Démissionnaire de son poste de Premier ministre samedi soir (photo), François Fillon a été rappelé à Matignon hier matin. — BISSON / DESSONS / JDD / SIPA

Celui que Nicolas Sarkozy qualifiait de simple « collaborateur » est devenu, dimanche, un « hyper-Premier ministre ». Démissionnaire samedi à 19 h 37, François Fillon a été nommé à Matignon, dimanche à 9 h 52, dans une mise en scène savamment orchestrée par l'Elysée. « Je m'engage avec détermination dans une nouvelle étape, a-t-il commenté dans un communiqué.

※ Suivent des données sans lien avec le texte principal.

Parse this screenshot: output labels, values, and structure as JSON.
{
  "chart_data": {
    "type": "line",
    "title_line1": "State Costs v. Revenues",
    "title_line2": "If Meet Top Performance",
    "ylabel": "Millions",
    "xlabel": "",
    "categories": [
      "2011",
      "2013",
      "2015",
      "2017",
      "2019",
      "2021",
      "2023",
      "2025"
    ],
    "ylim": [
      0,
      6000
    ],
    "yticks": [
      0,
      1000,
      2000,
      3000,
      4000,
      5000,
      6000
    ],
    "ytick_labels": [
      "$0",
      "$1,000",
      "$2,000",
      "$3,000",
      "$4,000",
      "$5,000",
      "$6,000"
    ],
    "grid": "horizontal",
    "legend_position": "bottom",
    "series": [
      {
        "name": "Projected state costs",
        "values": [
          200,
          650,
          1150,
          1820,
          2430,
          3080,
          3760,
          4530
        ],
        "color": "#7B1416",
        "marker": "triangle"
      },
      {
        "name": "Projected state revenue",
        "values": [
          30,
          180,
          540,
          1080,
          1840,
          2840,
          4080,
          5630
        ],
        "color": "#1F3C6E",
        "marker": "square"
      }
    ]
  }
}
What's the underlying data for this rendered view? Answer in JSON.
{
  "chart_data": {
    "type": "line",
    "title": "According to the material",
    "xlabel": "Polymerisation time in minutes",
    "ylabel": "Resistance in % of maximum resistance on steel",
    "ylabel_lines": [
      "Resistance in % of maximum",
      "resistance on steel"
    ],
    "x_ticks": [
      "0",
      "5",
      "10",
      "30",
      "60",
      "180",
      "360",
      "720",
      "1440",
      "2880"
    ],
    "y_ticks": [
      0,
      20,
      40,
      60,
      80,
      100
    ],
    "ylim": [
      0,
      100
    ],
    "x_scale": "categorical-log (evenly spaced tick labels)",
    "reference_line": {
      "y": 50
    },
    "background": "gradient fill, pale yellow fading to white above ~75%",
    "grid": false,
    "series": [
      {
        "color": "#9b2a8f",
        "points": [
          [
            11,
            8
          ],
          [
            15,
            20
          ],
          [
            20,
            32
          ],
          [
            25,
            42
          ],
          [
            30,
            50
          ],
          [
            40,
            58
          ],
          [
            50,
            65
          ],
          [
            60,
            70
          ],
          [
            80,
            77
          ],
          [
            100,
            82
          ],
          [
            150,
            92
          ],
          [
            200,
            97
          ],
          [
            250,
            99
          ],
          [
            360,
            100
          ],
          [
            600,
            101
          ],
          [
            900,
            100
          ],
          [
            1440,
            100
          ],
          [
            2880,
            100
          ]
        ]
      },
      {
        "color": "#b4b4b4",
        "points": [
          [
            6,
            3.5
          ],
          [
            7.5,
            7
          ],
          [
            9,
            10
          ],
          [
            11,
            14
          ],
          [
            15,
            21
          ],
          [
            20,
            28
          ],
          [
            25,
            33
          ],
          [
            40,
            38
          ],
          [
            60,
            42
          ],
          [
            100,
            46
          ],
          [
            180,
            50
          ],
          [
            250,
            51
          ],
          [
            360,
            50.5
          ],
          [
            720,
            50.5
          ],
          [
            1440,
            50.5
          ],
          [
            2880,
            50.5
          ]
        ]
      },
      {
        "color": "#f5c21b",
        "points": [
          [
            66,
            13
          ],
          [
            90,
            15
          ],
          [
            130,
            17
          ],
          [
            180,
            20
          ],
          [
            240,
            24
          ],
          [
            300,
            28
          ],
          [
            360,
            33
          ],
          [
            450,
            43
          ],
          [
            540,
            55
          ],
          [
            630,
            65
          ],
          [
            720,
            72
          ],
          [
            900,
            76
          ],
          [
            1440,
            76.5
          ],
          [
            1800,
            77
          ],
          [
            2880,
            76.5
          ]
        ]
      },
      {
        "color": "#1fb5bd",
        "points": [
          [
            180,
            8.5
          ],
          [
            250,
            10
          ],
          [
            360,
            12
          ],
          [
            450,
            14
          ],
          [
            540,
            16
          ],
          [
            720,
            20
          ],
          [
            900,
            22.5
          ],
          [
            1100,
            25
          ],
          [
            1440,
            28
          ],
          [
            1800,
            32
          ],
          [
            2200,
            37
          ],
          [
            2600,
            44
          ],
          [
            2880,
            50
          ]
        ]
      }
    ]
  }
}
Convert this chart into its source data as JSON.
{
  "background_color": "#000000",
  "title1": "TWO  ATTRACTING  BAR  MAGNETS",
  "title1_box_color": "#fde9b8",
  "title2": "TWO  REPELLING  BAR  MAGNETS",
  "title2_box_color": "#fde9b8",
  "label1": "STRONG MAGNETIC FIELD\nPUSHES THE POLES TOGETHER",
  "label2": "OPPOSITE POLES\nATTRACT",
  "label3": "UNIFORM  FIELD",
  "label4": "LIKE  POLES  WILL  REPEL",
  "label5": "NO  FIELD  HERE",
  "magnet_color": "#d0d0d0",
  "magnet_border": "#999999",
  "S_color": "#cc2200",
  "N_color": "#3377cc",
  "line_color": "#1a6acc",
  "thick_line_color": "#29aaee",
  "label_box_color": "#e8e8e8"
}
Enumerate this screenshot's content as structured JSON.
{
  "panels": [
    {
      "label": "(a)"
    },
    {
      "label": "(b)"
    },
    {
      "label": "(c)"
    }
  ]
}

Je mesure aussi la responsabilité qui m'incombe... »
Surnommé « Droopy » ou « Mister Nobody » pendant trois ans, François Fillon mesure surtout l'ampleur de sa victoire. « Sarkozy ne voulait plus de lui, résume un ministre. Mais il n'a pas pu faire autrement que de le garder. » Donné partant en juin lors de l'annonce du remaniement, l'homme de Sablé-sur-Sarthe est resté populaire aux yeux des Français et irremplaçable à ceux de ses collaborateurs. « C'est simple, si on avait voté en Conseil des ministres, il aurait recueilli 85 à 90 % des voix », lâche un ministre.
Car François Fillon incarne l'anti-sarkozysme même. « C'est vrai qu'il est plus calme et moins bling-bling, reconnaît Eric Raoult (UMP), le député de Seine-Saint-Denis. Finalement, ils sont très complémentaires avec le Président... »

Il a décidé d'assumer sa liberté
Après avoir porté la réforme des retraites à bout de bras, François Fillon ne pouvait donc plus partir. Son éviction aurait été perçue comme un excès d'autoritarisme du chef de l'Etat sur un « second » bien plus populaire que lui. « Avec Fillon, Matignon est devenu une machine de guerre, explique un conseiller ministériel. Les dossiers arrivent en flux permanent, Fillon les regarde posément. Et il rend un arbitrage toutes les vingt minutes. Sarkozy ne peut se passer de ça en vue de 2012. » François Fillon l'a compris récemment. Etouffé depuis 2007 par Claude Guéant à l'Elysée, le Premier ministre a décidé d'assumer sa liberté ces dernières semaines. Vestimentaire, d'abord, en arborant une veste à col mao lors d'une visite cet été à Brégançon ;  de ton, ensuite, en avouant que Nicolas Sarkozy n'était pas son « mentor ». « Aujourd'hui, Sarkozy l'a bien compris, commente un député de la majorité. Si on veut que ça fonctionne pour 2012, il faut qu'il laisse François Fillon être Premier ministre, voire même hyper-Premier ministre. » Le principal intéressé y croit. Lui qu'on dit orgueilleux a confié hier à des proches qu'il était « enfin fier ».